Of 48,436 first-time joiners to the nursing register, almost half have come from different countries.

Ella Pickover
Wednesday 18 May 2022 00:01
New nursing figures released (PA)
New nursing figures released (PA)

Concerns have been raised about the UK’s overreliance on overseas nurses and midwives after new figures suggest that a significant number of new workers come from abroad.

Almost half (48%) of the 48,436 people who joined the nursing and midwifery workforce in the last year have come from different countries, with the vast majority (66%) coming from India and the Philippines.

Leading nurses questioned how sustainable it is to “recruit half of all new nurses from around the world”.

It comes as the Nursing and Midwifery Council (NMC) released it annual figures on the numbers of nurses and midwives registered to work in the UK.

While the figures suggest an overall increase in the number of staff – with some 758,300 now registered to work in Britain – concerns have been raised about the rising number of people leaving the register.

A total of 27,133 people left the NMC register in 2021/22 – 13% more than the year before.

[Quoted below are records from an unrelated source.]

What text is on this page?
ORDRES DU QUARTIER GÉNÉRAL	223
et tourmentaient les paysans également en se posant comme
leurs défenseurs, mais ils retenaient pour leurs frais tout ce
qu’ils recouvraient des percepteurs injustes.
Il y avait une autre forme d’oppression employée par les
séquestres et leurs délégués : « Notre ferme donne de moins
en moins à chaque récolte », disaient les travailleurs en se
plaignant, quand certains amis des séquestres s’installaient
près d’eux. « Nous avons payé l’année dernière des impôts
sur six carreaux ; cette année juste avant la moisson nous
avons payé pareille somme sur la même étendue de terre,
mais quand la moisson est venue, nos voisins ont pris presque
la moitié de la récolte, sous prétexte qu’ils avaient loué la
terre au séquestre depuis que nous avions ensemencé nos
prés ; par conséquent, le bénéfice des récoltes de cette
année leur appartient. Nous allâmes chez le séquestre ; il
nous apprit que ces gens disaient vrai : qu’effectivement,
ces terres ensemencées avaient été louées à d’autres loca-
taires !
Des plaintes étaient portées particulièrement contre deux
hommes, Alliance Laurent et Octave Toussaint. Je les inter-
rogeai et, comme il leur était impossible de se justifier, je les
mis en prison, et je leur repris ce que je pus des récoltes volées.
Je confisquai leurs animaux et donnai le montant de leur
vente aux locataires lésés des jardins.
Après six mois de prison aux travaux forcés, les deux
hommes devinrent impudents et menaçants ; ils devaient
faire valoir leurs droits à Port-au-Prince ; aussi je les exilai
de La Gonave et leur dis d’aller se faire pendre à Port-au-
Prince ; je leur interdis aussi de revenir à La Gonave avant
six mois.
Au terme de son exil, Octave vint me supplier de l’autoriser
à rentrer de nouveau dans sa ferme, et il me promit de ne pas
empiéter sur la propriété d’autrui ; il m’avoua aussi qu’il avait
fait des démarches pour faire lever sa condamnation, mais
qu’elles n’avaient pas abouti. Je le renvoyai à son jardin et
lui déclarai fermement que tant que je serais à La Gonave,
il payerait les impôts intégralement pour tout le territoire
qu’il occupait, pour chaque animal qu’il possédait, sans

Among 6,500 nurses and midwives who responded to a “leavers’ survey” ,the top reasons for leaving were retirement, personal circumstances or “too much pressure”.

The report states that stress and poor mental health are factors in “many people’s decision to stop practising”.

Midwives were the most likely to cite this reason, closely followed by mental health nurses.

The figures also suggest one in five nurses and midwives (21%) working in the UK are “of potential retirement age”.

Andrea Sutcliffe, chief executive and registrar at the NMC, said: “Our register is at the highest level ever. This is good news considering all the pressures of the last two years but a closer look at our data reveals some warning signs.

“The total number of people leaving the register has risen, after a steady and welcome fall over the previous four years.

“Another note of caution is that growth of the workforce has become more reliant on internationally trained professionals joining our register.

“These professionals make a welcome and vital contribution to our nation’s health and wellbeing. But we can’t take them for granted.

“Two years ago, we felt the pandemic’s impact on global travel; the number of international joiners to our register fell sharply. A future pandemic or other global disruption could see history repeat itself, but with an even bigger impact on the overall growth of the register.

“We also need to make sure that we are supporting, valuing and rewarding our internationally trained joiners so their careers can thrive in the UK.”

In the interests of safe patient care, ministers across the UK must act decisively to retain today’s experienced nurses and inspire tomorrow’s

Pat Cullen, RCN

Commenting on the figures, Pat Cullen, general secretary and chief executive of the Royal College of Nursing, said: “The loss of 25,000 registered nurses last year is being felt profoundly by both patients and nurses alike.

“When we have tens of thousands of vacant nurse jobs, a sharp rise in leavers should not be overlooked while we welcome new recruits.

“Ministers should avoid overclaiming today – nursing staff tell us these shortages are biting more than ever.

“We again question how sustainable it is to recruit half of all new nurses from around the world. The UK’s health and care workforce is proudly diverse, but it must be done ethically and come at the same time as increased investment in education and domestic workers.

“In the interests of safe patient care, ministers across the UK must act decisively to retain today’s experienced nurses and inspire tomorrow’s.”

Gill Walton, chief executive of the Royal College of Midwives, added: “We are already 2,000 midwives short in England, yet the number in the NHS continues to fall while demands on maternity services grow.

“Other UK countries are also facing pressures.

“This is not sustainable and is without doubt having an impact on the safety and quality of care for women, babies and their families.

“It is also putting massive and unreasonable pressures on NHS midwives and maternity support workers – already battered by the pandemic – and many are starting to vote with their feet and leave the NHS.”

Saffron Cordery, deputy chief executive of NHS Providers, added: “It is concerning to see a rise in the number of nurses, midwives and nursing associates leaving the register, reversing the trend of recent years.

“Workforce shortages across the NHS, with more than 110,000 vacancies, are a huge risk to patient safety by impacting the quality of care that overstretched staff can provide – ‘too much pressure’ is the third most common reason cited by leavers.”